In the past, operators of a boring machine in an underground potash mine were responsible for controlling a device called a bridge conveyor that drops ore onto a long main conveyor. The main conveyor hauls the ore to the loading pocket and from there it is transported to the surface by the skip. The operators had many other jobs to do, so the conveyor was often loaded unevenly, which could create spills that took hours to clear. Another problem was that the mine operators had no way of knowing how much potash was loaded on the conveyor, which made it challenging to plan shift changes that minimized downtime for the skip.
Recently, the mining company installed a system developed by Hinz, a Rockwell Automation company based in Saskatoon, Sask., that uses machine vision to automatically measure the amount and distribution of potash on the main conveyor as it is loaded by the bridge conveyor. A laser projects a line of light across the main conveyor and a Cognex In-Sight Micro 1050 vision system reads the profile of the line three times every second. This information is used by the mine control system to automatically move the bridge conveyor to correct any imbalance.
“We selected the Cognex Micro 1050 vision system because it is self-contained and rugged, communicates well with programmable logic controllers (PLCs), and provides a powerful programming environment that we were able to easily use to determine the complete profile of the top of the ore pile,” said Scott Huckerby, senior process consultant for Hinz.
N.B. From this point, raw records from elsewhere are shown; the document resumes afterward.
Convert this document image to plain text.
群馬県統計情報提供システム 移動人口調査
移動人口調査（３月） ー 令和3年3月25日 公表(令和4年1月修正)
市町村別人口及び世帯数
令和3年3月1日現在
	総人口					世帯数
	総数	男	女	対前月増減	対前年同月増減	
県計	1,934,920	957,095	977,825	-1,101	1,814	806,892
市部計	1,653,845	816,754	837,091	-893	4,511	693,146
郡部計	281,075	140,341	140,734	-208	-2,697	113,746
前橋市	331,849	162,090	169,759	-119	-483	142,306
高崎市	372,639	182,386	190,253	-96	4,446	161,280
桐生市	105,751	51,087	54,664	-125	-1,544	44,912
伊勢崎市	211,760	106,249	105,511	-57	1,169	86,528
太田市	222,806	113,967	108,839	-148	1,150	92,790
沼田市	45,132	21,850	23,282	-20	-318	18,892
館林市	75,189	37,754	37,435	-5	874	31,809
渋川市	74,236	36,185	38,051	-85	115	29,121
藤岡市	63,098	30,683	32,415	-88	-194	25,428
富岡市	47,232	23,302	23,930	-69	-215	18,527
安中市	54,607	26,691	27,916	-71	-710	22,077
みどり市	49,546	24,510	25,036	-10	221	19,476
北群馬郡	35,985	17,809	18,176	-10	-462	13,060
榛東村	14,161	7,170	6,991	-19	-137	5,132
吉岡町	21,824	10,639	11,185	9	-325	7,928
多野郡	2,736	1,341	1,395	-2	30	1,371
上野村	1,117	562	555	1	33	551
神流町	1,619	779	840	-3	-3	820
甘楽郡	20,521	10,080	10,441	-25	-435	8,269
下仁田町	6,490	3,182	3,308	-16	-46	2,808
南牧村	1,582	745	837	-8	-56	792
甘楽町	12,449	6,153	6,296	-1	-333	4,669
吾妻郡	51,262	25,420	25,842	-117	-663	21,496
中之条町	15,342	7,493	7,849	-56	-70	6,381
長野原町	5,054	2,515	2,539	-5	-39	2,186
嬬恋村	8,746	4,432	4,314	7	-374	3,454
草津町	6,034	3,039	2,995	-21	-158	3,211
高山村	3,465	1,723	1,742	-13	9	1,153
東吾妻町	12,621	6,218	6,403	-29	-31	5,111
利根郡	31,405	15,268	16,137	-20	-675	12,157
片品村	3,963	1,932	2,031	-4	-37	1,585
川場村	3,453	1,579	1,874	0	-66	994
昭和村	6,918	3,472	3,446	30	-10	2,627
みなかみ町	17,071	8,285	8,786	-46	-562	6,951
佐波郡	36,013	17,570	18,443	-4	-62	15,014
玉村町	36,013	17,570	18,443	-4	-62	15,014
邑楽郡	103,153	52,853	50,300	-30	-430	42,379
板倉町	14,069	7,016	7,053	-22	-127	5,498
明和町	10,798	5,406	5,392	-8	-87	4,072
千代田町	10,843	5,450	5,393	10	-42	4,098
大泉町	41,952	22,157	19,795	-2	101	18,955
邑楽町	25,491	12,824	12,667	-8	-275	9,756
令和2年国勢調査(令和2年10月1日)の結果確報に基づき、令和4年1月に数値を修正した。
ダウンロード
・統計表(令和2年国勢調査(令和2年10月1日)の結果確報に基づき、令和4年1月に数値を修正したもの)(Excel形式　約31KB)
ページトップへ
Hinz engineers set up the laser so it would project a line onto the top of the pile of ore and set up the vision system so that it pointed at that line. The vision system subtracts the position of the actual line projected on a full conveyer from the position of the line on an empty conveyor to determine the amount and distribution of ore on the conveyor. This information is transmitted to the PLC, which determines if the load on the conveyor is unbalanced and, if so, issues a command to the bridge conveyor to dump more ore on the lighter side.
Efforts in the past to address these challenges with machine vision have run up against very difficult lighting conditions underground. For example, one second the vision system will be operating with only its controlled lighting, and the next second the controlled lighting will be overwhelmed by the bright headlights of a truck or the headlamp of a miner. The mine is also a very dusty and harsh environment where vibrations driven by powerful equipment or rock falls can easily destroy all but the toughest vision systems.
The vision system has already demonstrated its ability to survive in the rugged mining environment without downtime.
“The camera is mounted on the bridge conveyor, and while I was underground commissioning the vision system, a big hunk of rock went through the conveyor and become lodged in the chute that feeds the main conveyor,” said Huckerby. “The mine operators utilized the hydraulics on the bridge conveyor, itself a 10-ton piece of equipment, to slam the bridge conveyor repeatedly into the ceiling of the mine to clear the rock. After the dust settled, the vision system continued operation without any interruption.”
The vision system has eliminated spills and associated downtime, and the mining company now knows exactly how much potash is on the conveyor at any point in time, so they can plan shift breaks to avoid skip downtime.